Excerpt from The Sarashina Diary, “Diaries of Court Ladies of Old Japan“
“There is a mountain called Ashigara [Hakoné] which extends for ten and more miles and is covered with thick woods even to its base. We could have only an occasional glimpse of the sky. We lodged in a hut at the foot of the mountain. It was a dark moonless night. I felt myself swallowed up and lost in the darkness, when three singers came from somewhere. One was about fifty years old, the second twenty, and the third about fourteen or fifteen. We set them down in front of our lodging and a karakasa [large paper umbrella] was spread for them. My servant lighted a fire so that we saw them. They said that they were the descendants of a famous singer called Kobata. They had very long hair which hung over their foreheads; their faces were white and clean, and they seemed rather like maids serving in noblemen’s families. They had clear, sweet voices, and their beautiful singing seemed to reach the heavens. All were charmed, and taking great interest made them come nearer. Some one said, ‘The singers of the Western Provinces are inferior to them,’ and at this the singers closed their song with the words, ‘if we are compared with those of Naniwa’ [Osaka]. * They were pretty and neatly dressed, with voices of rare beauty, and they were wandering away into this fearful mountain. Even tears came to those eyes which followed them as far as they could be seen; and my childish heart was unwilling to leave this rude shelter frequented by these singers.

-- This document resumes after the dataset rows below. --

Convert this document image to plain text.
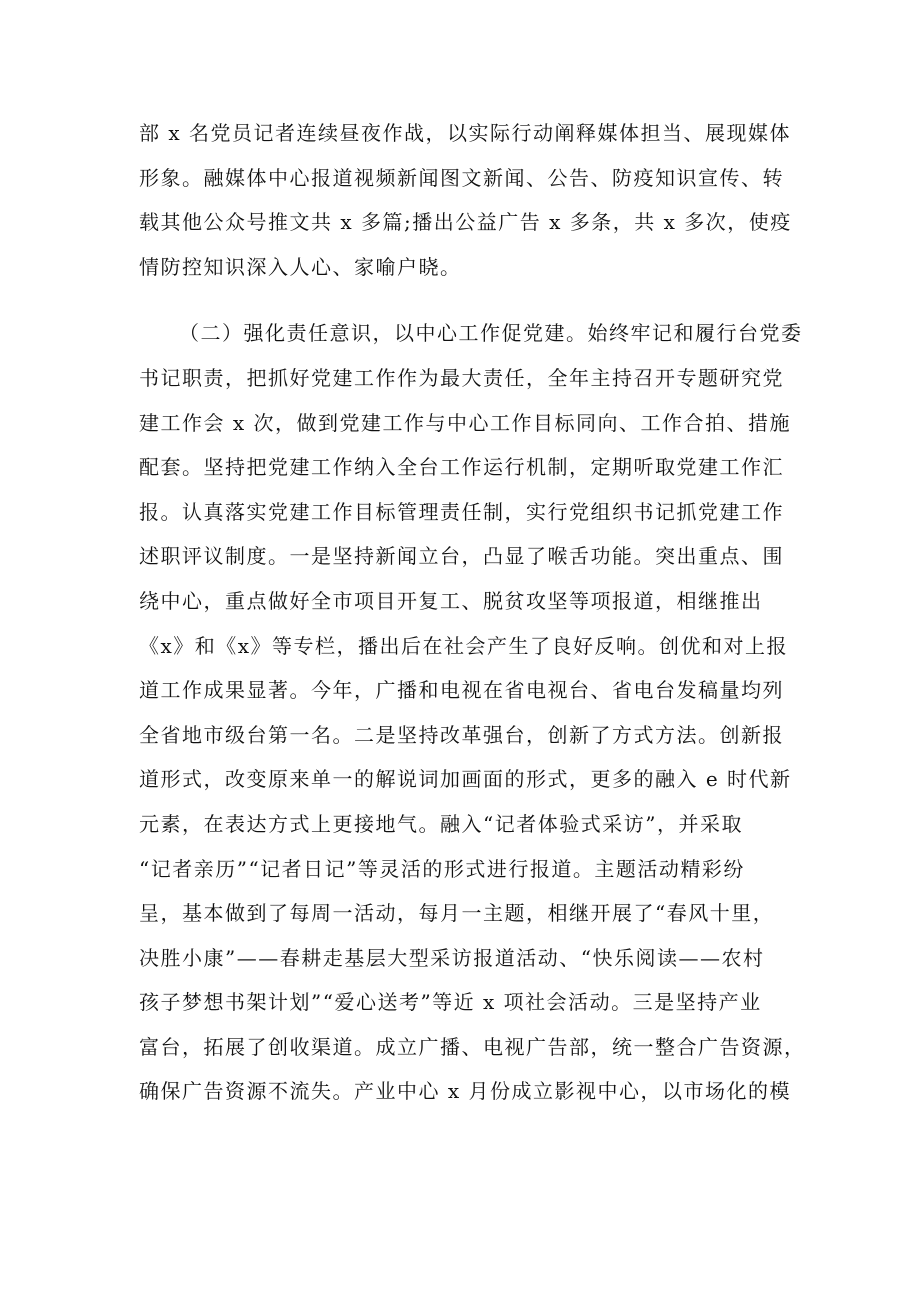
部 x 名党员记者连续昼夜作战，以实际行动阐释媒体担当、展现媒体
形象。融媒体中心报道视频新闻图文新闻、公告、防疫知识宣传、转
载其他公众号推文共 x 多篇;播出公益广告 x 多条，共 x 多次，使疫
情防控知识深入人心、家喻户晓。
（二）强化责任意识，以中心工作促党建。始终牢记和履行台党委
书记职责，把抓好党建工作作为最大责任，全年主持召开专题研究党
建工作会 x 次，做到党建工作与中心工作目标同向、工作合拍、措施
配套。坚持把党建工作纳入全台工作运行机制，定期听取党建工作汇
报。认真落实党建工作目标管理责任制，实行党组织书记抓党建工作
述职评议制度。一是坚持新闻立台，凸显了喉舌功能。突出重点、围
绕中心，重点做好全市项目开复工、脱贫攻坚等项报道，相继推出
《x》和《x》等专栏，播出后在社会产生了良好反响。创优和对上报
道工作成果显著。今年，广播和电视在省电视台、省电台发稿量均列
全省地市级台第一名。二是坚持改革强台，创新了方式方法。创新报
道形式，改变原来单一的解说词加画面的形式，更多的融入 e 时代新
元素，在表达方式上更接地气。融入“记者体验式采访”，并采取
“记者亲历”“记者日记”等灵活的形式进行报道。主题活动精彩纷
呈，基本做到了每周一活动，每月一主题，相继开展了“春风十里，
决胜小康”——春耕走基层大型采访报道活动、“快乐阅读——农村
孩子梦想书架计划”“爱心送考”等近 x 项社会活动。三是坚持产业
富台，拓展了创收渠道。成立广播、电视广告部，统一整合广告资源，
确保广告资源不流失。产业中心 x 月份成立影视中心，以市场化的模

“Next morning we crossed over the mountain.** Words cannot express my fear*** in the midst of it. Clouds rolled beneath our feet. Halfway over there was an open space with a few trees. Here we saw a few leaves of aoi**** [Asarum caulescens ]. People praised it and thought strange that in this mountain, so far from the human world, was growing such a sacred plant. We met with three rivers in the mountain and crossed them with difficulty. That day we stopped at Sekiyama. Now we are in Suruga Province. We passed a place called Iwatsubo [rock-urn] by the barrier of Yokobashiri. There was an indescribably large square rock through a hole in which very cold water came rushing out.”
“Mount Fuji is in this Province. …”
skyscape photograph created with Nikon D750 f/8 1/500s 200mm 400 ISO and edited in Capture One 20 and Photoshop
*This seems to be the last line of a kind of song called Imayo, perhaps improvised by the singers; its meaning may be as follows: “You compare us with singers of the Western Provinces; we are inferior to those in the Royal City; we may justly be compared with those in Osaka.”
**Hakoné Mountain has now become a resort of tourists and a place of summer residence.
***Fear of evil spirits which probably lived in the wild, and of robbers who certainly did.
**** Aoi, or Futaba-aoi. At the great festival of the Kamo shrine in Kioto the processionists crowned their heads with the leaves of this plant, so it must have been well known.